Auf dem Plattenteller spielt „Perfect Coffee“ von Kae Tempest. Sanft schwebt der zuckerberieselte Milchschaum in meinem Becher, toppt den Kaffe. Ja, perfekt. Ein warmes Gefühl umschließt das Herz, welches sich nach der dynamisch-freudigen Bewegung langsam beruhigt. Zur Ruhe kommt, wie mein Kopf.… Ein warmer Schluck, fast heiß. Die Gedanken schweifen …zu den kahlen Bäumen, der harschigen, in die Tage gekommenen dünnen Schneedecke. Es ist kalt draußen. Die Meisen picken den ganzen Tag am bereitgestellten Futter. Selbst eine Amsel sitzt geplustert in der Hecke. Stippvisite des Rotkehlchens. Sie wärmen den Magen. Gegen die garstigen Außentemperaturen. Igelzeit bei -7 Grad. Der Himmel ist Grau, mein Bauch freut sich über die innere Gemütlichkeit.
Was ist der Unterschied zwischen Begeisterung und Zufriedenheit? Beides erfreut und scheint unbeständig, wie der sich verflüchtigende Schnee. Nur, dass die Begeisterung schneller verfließt. Zufriedenheit kann anhalten, langsam gemütlich, wohlfühlend durch den Körper treiben. Stimmung und Emotion, zwei miteinander spielende Zustände.
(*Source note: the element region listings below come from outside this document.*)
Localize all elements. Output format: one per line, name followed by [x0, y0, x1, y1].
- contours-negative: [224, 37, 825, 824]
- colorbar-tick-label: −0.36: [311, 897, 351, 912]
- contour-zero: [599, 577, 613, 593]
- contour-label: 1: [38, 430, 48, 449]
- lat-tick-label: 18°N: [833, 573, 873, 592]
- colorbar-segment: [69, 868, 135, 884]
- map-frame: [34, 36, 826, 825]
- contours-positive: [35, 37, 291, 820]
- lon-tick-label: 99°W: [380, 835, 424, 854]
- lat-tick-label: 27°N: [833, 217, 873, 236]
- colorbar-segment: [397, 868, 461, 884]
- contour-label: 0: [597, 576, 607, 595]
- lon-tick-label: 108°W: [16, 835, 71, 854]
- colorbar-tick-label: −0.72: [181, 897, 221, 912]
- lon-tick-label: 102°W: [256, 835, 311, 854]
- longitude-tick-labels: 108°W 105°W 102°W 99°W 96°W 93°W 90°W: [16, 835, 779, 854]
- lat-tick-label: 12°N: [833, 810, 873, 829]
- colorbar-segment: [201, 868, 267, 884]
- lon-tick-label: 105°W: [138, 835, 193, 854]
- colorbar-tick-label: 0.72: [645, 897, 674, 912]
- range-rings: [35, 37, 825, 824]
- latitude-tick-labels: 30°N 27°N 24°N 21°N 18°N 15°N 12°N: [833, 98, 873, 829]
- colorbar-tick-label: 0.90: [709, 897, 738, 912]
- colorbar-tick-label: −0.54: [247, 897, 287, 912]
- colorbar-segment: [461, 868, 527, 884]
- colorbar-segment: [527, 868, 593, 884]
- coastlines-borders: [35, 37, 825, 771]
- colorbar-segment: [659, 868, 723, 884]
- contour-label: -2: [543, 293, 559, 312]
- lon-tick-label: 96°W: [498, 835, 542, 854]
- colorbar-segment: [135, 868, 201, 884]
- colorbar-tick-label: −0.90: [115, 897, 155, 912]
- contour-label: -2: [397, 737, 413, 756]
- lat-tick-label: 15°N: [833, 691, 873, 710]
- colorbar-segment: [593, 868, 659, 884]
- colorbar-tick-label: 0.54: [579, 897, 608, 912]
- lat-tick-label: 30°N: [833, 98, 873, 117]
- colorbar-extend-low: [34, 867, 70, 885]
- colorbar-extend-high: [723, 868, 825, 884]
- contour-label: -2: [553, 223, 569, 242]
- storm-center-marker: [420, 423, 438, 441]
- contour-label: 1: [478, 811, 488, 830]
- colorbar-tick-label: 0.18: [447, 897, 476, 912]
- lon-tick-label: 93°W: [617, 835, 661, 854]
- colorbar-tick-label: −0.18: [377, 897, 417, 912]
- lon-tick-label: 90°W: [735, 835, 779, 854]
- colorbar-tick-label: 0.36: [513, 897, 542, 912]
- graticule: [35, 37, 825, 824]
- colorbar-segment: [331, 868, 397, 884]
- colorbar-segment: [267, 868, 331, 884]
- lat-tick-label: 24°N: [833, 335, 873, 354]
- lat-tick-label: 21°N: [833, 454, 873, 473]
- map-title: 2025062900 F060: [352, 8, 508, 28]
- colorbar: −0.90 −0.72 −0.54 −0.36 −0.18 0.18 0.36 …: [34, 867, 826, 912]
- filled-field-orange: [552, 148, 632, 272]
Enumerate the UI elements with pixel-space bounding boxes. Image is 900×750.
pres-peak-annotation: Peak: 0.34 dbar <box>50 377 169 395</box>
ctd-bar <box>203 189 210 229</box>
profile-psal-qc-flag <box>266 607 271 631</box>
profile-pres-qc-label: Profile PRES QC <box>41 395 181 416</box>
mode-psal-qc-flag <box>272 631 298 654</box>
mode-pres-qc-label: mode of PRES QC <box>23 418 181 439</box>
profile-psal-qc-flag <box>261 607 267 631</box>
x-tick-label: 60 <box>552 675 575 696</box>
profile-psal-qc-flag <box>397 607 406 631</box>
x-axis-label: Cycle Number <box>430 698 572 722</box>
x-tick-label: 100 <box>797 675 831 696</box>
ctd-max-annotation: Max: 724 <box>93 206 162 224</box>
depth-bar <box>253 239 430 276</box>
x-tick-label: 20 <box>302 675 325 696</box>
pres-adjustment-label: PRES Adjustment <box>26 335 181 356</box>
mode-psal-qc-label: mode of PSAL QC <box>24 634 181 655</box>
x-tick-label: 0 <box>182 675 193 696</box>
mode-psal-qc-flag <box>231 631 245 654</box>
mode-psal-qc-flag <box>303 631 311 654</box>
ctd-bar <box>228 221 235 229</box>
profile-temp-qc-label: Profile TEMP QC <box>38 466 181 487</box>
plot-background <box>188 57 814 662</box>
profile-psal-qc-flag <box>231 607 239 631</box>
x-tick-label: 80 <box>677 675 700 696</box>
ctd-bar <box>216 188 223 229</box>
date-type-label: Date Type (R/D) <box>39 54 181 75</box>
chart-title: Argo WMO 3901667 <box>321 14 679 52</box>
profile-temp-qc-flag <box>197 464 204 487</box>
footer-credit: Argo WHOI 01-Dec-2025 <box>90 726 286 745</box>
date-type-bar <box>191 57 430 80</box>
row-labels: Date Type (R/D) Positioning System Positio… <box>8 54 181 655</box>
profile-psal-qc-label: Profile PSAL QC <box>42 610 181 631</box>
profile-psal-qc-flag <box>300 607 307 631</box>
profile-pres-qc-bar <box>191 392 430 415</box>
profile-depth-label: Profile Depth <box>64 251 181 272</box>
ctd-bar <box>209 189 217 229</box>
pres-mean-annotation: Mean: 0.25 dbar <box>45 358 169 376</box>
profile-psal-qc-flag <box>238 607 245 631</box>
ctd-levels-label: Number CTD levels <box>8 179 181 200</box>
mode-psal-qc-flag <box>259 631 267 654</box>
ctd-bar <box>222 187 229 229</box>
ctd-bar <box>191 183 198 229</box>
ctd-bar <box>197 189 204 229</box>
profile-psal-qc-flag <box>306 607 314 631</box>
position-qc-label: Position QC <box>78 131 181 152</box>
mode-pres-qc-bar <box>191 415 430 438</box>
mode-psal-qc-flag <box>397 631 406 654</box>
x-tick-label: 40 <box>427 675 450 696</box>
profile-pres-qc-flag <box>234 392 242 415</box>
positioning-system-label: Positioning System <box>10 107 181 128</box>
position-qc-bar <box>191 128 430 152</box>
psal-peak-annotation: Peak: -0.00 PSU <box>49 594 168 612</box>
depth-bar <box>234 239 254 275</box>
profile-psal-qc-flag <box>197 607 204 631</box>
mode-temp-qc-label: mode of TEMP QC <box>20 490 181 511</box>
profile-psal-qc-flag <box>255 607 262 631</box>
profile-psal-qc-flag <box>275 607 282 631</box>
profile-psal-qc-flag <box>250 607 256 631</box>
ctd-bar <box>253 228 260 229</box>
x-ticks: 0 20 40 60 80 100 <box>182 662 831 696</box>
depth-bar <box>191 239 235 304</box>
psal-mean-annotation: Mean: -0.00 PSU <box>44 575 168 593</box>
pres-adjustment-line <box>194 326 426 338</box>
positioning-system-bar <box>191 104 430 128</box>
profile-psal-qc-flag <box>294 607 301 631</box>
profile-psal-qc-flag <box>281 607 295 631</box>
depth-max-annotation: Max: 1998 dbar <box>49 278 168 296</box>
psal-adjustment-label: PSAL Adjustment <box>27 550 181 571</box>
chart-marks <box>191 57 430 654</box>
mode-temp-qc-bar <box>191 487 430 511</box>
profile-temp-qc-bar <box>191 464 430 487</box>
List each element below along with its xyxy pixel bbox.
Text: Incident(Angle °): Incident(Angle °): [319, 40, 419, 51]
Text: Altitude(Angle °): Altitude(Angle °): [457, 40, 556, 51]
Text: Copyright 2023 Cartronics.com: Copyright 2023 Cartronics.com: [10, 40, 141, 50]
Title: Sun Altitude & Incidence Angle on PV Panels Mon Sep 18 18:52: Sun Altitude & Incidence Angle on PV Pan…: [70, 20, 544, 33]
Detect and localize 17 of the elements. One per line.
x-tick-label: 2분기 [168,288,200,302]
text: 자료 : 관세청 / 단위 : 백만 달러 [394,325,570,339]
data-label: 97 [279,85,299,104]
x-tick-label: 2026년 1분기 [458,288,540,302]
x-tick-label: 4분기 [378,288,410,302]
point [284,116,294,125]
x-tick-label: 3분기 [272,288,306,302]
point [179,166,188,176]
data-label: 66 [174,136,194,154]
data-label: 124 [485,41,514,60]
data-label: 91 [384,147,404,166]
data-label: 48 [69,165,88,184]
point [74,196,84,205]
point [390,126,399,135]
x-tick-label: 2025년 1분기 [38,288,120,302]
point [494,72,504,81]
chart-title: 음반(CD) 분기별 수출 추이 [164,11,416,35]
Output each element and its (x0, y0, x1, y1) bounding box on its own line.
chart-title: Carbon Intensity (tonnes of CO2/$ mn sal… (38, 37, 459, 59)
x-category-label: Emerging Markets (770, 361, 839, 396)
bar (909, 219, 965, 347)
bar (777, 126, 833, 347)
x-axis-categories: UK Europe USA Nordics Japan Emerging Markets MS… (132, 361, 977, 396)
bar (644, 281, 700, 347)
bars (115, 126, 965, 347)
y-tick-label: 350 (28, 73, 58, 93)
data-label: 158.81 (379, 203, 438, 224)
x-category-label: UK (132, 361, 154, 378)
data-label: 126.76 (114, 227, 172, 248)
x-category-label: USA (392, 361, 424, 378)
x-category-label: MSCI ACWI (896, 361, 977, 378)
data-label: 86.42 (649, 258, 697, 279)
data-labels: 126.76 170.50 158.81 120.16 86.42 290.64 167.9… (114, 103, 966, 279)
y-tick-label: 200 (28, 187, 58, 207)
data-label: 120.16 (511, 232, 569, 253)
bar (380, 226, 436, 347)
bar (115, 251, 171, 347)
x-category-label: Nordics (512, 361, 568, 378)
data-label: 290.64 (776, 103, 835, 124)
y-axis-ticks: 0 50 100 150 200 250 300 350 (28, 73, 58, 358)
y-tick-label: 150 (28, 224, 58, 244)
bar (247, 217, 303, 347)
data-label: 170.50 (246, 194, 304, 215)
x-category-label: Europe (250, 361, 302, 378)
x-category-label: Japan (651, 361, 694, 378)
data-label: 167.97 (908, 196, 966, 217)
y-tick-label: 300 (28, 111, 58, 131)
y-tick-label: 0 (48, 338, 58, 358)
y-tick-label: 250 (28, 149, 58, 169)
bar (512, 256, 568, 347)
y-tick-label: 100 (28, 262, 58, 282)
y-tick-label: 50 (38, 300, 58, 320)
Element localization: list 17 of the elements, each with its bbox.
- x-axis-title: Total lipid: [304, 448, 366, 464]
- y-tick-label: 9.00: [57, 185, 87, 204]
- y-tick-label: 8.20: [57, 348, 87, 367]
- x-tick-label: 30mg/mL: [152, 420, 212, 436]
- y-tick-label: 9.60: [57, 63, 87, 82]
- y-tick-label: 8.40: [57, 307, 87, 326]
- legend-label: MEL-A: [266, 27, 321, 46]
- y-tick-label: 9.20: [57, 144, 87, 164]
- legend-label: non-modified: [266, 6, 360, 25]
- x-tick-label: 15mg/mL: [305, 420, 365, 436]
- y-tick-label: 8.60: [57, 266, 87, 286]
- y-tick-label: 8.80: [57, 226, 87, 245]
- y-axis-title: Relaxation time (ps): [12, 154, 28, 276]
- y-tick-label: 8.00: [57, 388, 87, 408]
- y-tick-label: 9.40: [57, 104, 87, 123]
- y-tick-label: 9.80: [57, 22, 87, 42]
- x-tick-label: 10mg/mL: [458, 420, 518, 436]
Ewige Begeisterung wirkt auslaugend, fordert immer mehr, Konsum …sie verbraucht sich im Ereignis, im Spektakel, das eräugt und gefeiert wird. Bis es sich in kalter Alltagsluft auflöst. Es trägt nicht, wie dünnes Eis. Zufriedenheit sollte den Urgrund bilden. Sie ist gerne unbemerkt, schwebt unter der Begeisterung. Sie kommt und geht in Wellen, in immer neuen Kombinationen, die ihren Weg nach oben bahnen. Schön, wenn sie in ein ganzkörper-geistliges Gefühl münden. Permanentes Werden. „Perfect Coffe“, von Kate Tempest hat einen melancholischen Unterton. Ein trauriges Bild der Gentrifizierung, die mit ihren Coffe Shops über gewachsene Nachbarschaften herfällt, sie zerstört. Nach wie vor begeistert mich der Song, speziell, als ich den Schluck Kaffe zu mir nehme. Begeisterung, gemischt mit einer gewissen Traurigkeit. Dann macht sich Zufriedenheit breit. Sie will genährt werden, Wenn der Kaffe alle ist, werde ich mich aufs Kissen setzen. Atmen.